One of the logistic tasks in the move that made Alastair’s life even more burdensome, was carting to their wonderful new home here the dozens of cartons of books that now glory in the title of the ‘Gareth Evans Library’, and which now find an honoured place alongside the specialist collection known as the ‘John Legge Library’. The Legge collection, which the Victorian Branch has long had on its shelves at Dyason House, and is now relocated here (soon, Alastair reassures me, to have its own plaque restored), is of course named after the Monash historian of cherished memory to so many of us, who was a former president of the branch in the 1960s and an absolute mainstay of the organization over many decades both before and since then.

I have to say that I am delighted that so many of the books on international relations themes I have gathered over the years, about 1300 of them here – and which have played such a crucial role in developing my own understanding and foreign policy ideas – have now found this new home. They will certainly be accessible here to a much wider readership than they would have been had they remained just on my own shelves or, more likely – given that my home shelves are already more than full – had to be consigned to landfill, for want of other takers, when their previous home in my Melbourne ANU office was closed.

In those shelves of mine at home are currently sitting more than another 1000 works of biography, history and international relations, on which – as I have indicated to Alastair, and in my will – I am happy for the Institute to have first call, if the mood strikes, and shelf-space here permits, when mortality eventually catches up with me. With the current rate of decay of my now nearly 80 year-old infrastructure, I don’t think I can delay that indefinitely – but while I’m not planning to hang around for anything like as long as Henry Kissinger, it might be just a little premature for Alastair to be measuring up the new woodwork...

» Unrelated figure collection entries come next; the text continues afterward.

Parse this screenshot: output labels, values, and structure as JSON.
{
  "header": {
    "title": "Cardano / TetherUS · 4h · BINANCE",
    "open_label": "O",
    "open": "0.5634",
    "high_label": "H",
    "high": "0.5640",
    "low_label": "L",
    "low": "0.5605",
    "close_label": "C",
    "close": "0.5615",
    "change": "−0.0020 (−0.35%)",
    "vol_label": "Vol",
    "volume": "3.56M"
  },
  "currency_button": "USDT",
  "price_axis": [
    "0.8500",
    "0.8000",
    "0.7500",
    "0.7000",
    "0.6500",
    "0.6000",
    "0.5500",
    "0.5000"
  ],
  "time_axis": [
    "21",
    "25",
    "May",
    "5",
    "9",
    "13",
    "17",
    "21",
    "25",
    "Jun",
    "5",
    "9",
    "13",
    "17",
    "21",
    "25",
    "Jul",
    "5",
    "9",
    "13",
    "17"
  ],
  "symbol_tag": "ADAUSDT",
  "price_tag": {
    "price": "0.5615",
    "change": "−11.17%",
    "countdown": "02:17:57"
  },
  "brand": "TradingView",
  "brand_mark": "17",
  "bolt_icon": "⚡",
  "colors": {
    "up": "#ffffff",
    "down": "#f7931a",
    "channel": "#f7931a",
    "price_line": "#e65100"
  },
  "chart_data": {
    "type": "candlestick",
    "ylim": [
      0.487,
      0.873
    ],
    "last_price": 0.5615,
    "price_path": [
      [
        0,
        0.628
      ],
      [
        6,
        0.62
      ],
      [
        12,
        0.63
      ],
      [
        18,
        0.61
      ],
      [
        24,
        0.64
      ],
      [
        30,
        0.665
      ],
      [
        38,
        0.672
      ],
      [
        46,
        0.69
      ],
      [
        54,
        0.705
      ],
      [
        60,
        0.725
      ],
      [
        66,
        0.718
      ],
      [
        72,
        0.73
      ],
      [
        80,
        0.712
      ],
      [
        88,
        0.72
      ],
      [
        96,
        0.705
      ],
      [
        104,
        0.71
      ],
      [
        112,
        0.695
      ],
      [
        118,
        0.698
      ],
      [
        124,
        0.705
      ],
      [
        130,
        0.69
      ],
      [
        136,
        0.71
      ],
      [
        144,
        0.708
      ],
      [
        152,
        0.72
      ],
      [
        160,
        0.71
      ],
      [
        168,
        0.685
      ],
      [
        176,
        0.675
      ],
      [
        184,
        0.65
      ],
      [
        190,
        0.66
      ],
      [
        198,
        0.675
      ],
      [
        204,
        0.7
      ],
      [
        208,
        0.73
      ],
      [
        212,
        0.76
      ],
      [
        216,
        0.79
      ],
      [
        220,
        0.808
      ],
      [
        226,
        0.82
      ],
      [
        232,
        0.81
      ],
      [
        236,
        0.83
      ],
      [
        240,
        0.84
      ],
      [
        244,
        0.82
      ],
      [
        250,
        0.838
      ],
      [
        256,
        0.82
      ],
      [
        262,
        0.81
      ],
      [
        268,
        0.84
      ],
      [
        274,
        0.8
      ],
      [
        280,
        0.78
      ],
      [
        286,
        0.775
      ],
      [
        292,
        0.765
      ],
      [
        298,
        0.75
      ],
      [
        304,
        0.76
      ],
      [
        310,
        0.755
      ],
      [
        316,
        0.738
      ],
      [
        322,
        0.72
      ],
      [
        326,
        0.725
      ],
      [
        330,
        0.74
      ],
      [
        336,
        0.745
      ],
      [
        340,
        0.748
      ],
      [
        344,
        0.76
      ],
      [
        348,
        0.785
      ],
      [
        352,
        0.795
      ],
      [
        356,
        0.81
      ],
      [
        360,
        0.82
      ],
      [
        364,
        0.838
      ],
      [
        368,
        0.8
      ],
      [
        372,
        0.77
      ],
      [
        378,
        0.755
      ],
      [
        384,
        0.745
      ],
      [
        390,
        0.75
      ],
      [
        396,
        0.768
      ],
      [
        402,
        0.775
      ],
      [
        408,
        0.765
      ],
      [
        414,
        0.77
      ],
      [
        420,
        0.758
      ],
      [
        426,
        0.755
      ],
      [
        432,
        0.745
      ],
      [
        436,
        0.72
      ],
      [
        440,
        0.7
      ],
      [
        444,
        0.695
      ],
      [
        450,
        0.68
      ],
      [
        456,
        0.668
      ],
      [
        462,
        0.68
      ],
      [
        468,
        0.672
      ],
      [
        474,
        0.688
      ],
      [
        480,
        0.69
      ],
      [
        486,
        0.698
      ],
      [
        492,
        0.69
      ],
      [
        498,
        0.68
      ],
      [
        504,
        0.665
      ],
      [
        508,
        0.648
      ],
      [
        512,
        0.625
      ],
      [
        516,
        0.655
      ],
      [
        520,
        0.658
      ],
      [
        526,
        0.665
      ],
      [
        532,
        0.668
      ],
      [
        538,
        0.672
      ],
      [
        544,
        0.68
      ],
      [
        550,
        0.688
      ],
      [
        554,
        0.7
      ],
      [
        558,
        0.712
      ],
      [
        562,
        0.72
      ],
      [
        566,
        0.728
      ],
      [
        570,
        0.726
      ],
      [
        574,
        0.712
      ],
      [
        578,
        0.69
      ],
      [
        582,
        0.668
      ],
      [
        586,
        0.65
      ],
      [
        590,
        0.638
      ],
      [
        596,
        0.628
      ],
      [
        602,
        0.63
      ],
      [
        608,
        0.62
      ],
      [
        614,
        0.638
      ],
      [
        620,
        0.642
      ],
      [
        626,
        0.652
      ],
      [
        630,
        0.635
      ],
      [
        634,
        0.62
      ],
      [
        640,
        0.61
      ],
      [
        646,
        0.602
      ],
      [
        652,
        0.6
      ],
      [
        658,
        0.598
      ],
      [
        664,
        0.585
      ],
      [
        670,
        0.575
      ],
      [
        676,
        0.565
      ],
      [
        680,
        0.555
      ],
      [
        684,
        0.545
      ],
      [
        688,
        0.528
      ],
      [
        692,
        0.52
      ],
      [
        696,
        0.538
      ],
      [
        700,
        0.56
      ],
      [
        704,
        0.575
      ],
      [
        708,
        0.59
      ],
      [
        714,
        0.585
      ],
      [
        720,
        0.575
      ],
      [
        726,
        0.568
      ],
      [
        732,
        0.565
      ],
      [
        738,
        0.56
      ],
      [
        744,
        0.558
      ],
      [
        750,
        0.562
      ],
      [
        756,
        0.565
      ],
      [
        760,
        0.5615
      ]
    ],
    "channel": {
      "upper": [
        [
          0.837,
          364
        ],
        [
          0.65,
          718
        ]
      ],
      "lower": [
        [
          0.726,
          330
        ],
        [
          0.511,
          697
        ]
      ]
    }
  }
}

While all these books have their decorative uses – as that Anthony Powell character says “Books do furnish a room”, and they certainly look great here – my hope of course is that they will actually be browsed, borrowed and read by AIIA members. There’s a bit of work to be done in getting the electronic cataloguing and borrowing systems into shape – not least because my library and the Legge Library catalogues are based on completely different systems – but I’m sure that Alastair will shortly have on the case, as he did during the move, some of his army of interns, and maybe a retired librarian or two.

Having such wonderfully accessible and user-friendly new surroundings will certainly increase the chances of all these books finding new readers, and – apart from their nostalgic appeal to those like me of a pre-Kindle and i-pad age, who actually like turning real paper pages – hopefully will get some younger members, of the kind the Institute is now working hard to attract, started on their own intellectual journeys.

So thanks and congratulations to all those who have worked so hard to make this new chapter in the Institute’s history a reality. And thank you for giving me the honour and privilege of formally declaring not only my little library, but this whole grand new complex, duly opened.